Tourisme énergétique : la nouvelle menace qui inquiète l’Europe
Une pratique qui inquiète les pays voisins
Face à la hausse du prix du pétrole, certains automobilistes traversent les frontières européennes pour faire le plein dans des pays où le carburant est moins cher. Cette pratique, connue sous le nom de « tourisme énergétique », devient de plus en plus problématique. Les pays frontaliers, dont les autorités constatent une augmentation des passages de véhicules pour profiter des prix avantageux, envisagent de nouvelles mesures pour limiter ces comportements.

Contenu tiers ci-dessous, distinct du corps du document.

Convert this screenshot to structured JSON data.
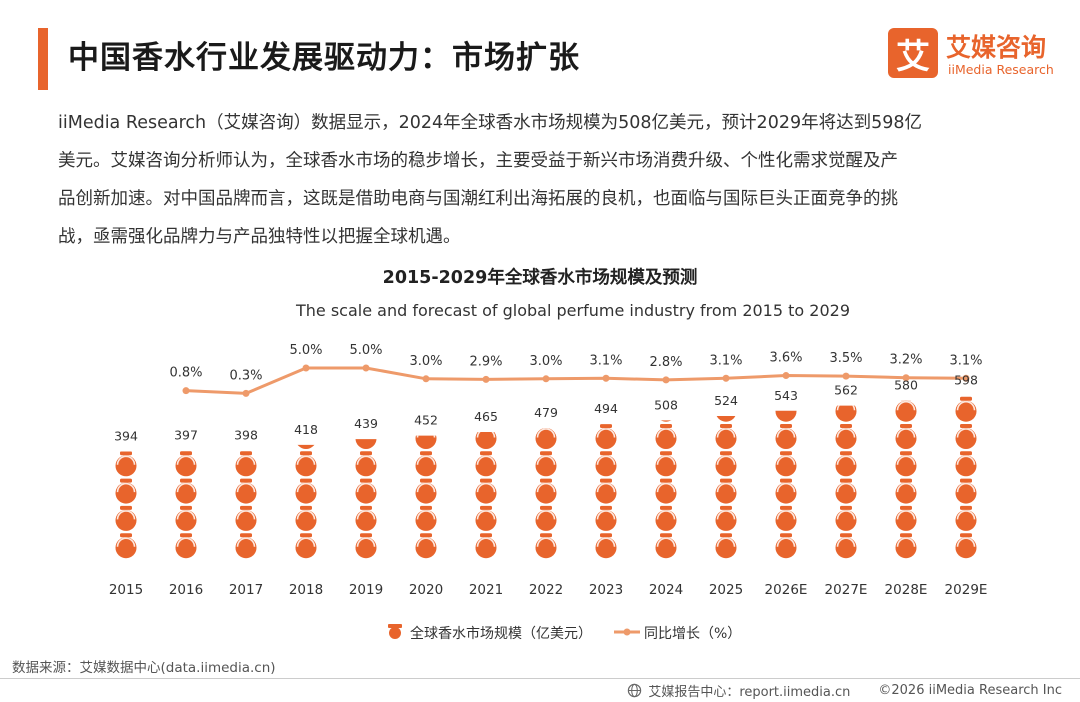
{
  "header": {
    "title": "中国香水行业发展驱动力：市场扩张",
    "accent_color": "#E8642C"
  },
  "logo": {
    "mark": "艾",
    "name_cn": "艾媒咨询",
    "name_en": "iiMedia Research"
  },
  "intro": {
    "lines": [
      "iiMedia Research（艾媒咨询）数据显示，2024年全球香水市场规模为508亿美元，预计2029年将达到598亿",
      "美元。艾媒咨询分析师认为，全球香水市场的稳步增长，主要受益于新兴市场消费升级、个性化需求觉醒及产",
      "品创新加速。对中国品牌而言，这既是借助电商与国潮红利出海拓展的良机，也面临与国际巨头正面竞争的挑",
      "战，亟需强化品牌力与产品独特性以把握全球机遇。"
    ]
  },
  "chart_data": {
    "type": "bar",
    "title": "2015-2029年全球香水市场规模及预测",
    "subtitle": "The scale and forecast of global perfume industry from 2015 to 2029",
    "categories": [
      "2015",
      "2016",
      "2017",
      "2018",
      "2019",
      "2020",
      "2021",
      "2022",
      "2023",
      "2024",
      "2025",
      "2026E",
      "2027E",
      "2028E",
      "2029E"
    ],
    "series": [
      {
        "name": "全球香水市场规模（亿美元）",
        "type": "bar",
        "color": "#E8642C",
        "values": [
          394,
          397,
          398,
          418,
          439,
          452,
          465,
          479,
          494,
          508,
          524,
          543,
          562,
          580,
          598
        ]
      },
      {
        "name": "同比增长（%）",
        "type": "line",
        "color": "#EE9A6A",
        "values": [
          null,
          0.8,
          0.3,
          5.0,
          5.0,
          3.0,
          2.9,
          3.0,
          3.1,
          2.8,
          3.1,
          3.6,
          3.5,
          3.2,
          3.1
        ],
        "labels": [
          "",
          "0.8%",
          "0.3%",
          "5.0%",
          "5.0%",
          "3.0%",
          "2.9%",
          "3.0%",
          "3.1%",
          "2.8%",
          "3.1%",
          "3.6%",
          "3.5%",
          "3.2%",
          "3.1%"
        ]
      }
    ],
    "legend_position": "bottom",
    "grid": false
  },
  "footer": {
    "source": "数据来源：艾媒数据中心(data.iimedia.cn)",
    "report_center": "艾媒报告中心：report.iimedia.cn",
    "copyright": "©2026  iiMedia Research  Inc"
  }
}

Les écarts de prix provoquent des files d’attente
Sur l’île d’Usedom, côté allemand, le prix du litre de gazole atteint 2,07 euros, en raison du conflit iranien. À seulement quelques kilomètres, à Świnoujście en Pologne, ce même litre coûte 1,38 euro. Sur l’essence sans plomb, la différence est encore plus marquée : 2,10 euros en Allemagne contre 1,33 euro en Pologne. Pour un plein de 50 litres, cela représente une économie de plus de 30 euros, ce qui explique les longues files devant les stations polonaises.
Les conséquences pour les stations polonaises
Ces différences de prix attirent de nombreux conducteurs allemands, qui viennent avec des jerricans pour rapporter du carburant à bas coût. Cette pratique, appelée siphonnage, vide rapidement les stocks des stations. La semaine dernière, plusieurs stations à Świnoujście ont dû fermer leurs pompes faute de carburant. Les automobilistes polonais, eux, ne souhaitent pas que leurs voisins viennent se servir en grande quantité, ce qui crée des tensions.
Des mesures pour limiter le phénomène
Pour freiner ces comportements, la mairie de Świnoujście a décidé de limiter la vente de carburant en bidon à 20 litres par client. La présidente de la ville, Joanna Agatowska, souligne que cette pratique met en danger le bon fonctionnement des services municipaux. Par ailleurs, la police douanière surveille désormais les passages frontaliers. Si le transport de 20 litres en bidon est autorisé, la franchise douanière est limitée à 10 litres. Au-delà, les automobilistes doivent s’acquitter de taxes, sous peine de sanctions financières immédiates.